Un buitre me picoteaba los pies. Ya me había desgarrado los zapatos y las medias y ahora me picoteaba los pies. Siempre tiraba un picotazo, volaba en círculos amenazadores alrededor y luego continuaba su obra. Pasó un señor, nos miró un rato y me preguntó por qué toleraba al buitre.
–Estoy indefenso –le dije–, vino y empezó a picotearme; lo quise espantar y hasta proyecté torcerle el pescuezo, pero estos animales son muy fuertes y quería saltarme a la cara. Preferí sacrificar los pies; ahora están casi hechos pedazos.
–No se debe atormentar –dijo el señor–, un tiro y el buitre se acabó.
–¿Le parece? –pregunté–, ¿quiere encargarse usted del asunto?
–Encantado –dijo el señor–, no tengo más que ir a casa a buscar mi fusil, ¿puede aguantar media hora más?

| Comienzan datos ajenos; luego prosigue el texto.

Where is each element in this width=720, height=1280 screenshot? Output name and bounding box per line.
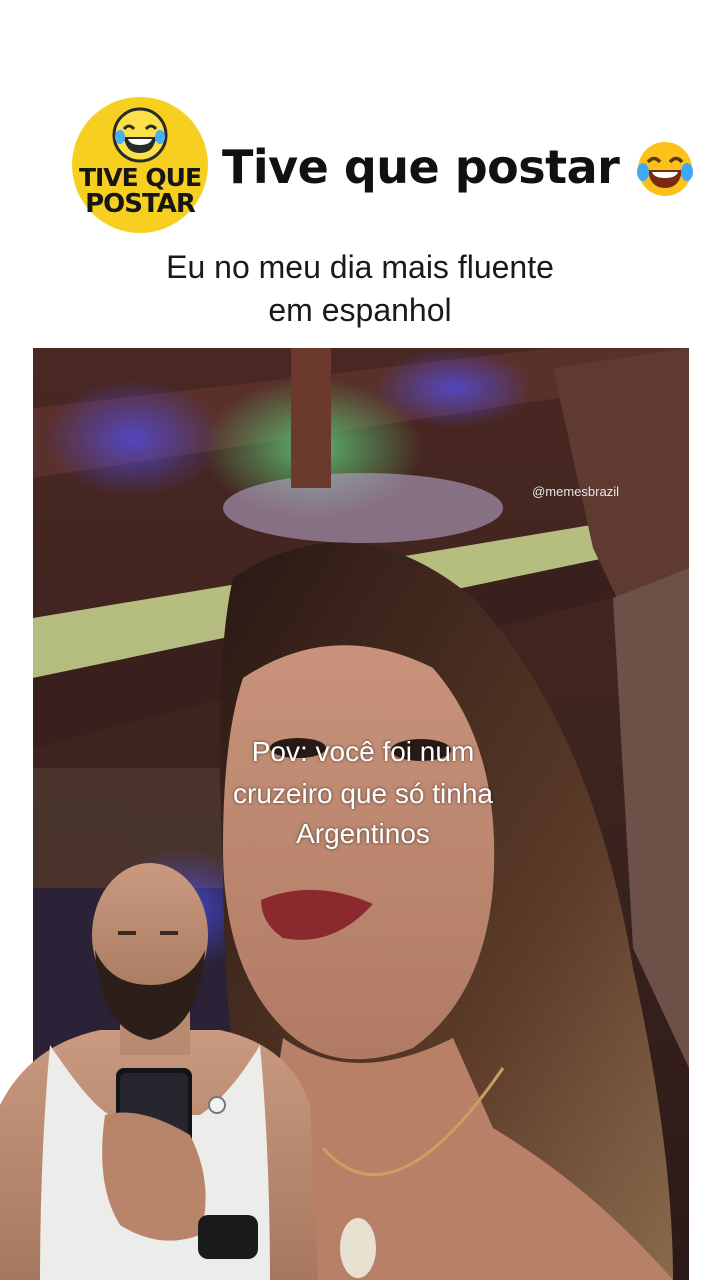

–No sé –le respondí, y por un instante me quedé rígido de dolor; después agregué–: por favor, pruebe de todos modos.
–Bueno –dijo el señor–, me apuraré.
El buitre había escuchado tranquilamente nuestro diálogo y había dejado vagar la mirada entre el señor y yo. Ahora vi que había comprendido todo: voló un poco más lejos, retrocedió para alcanzar el impulso óptimo, y, como un atleta que arroja la jabalina, encajó su pico en mi boca, profundamente. Al caer de espaldas sentí como una liberación; sentí que en mi sangre, que colmaba todas las profundidades y que inundaba todas las riberas, el buitre, irremediablemente, se ahogaba.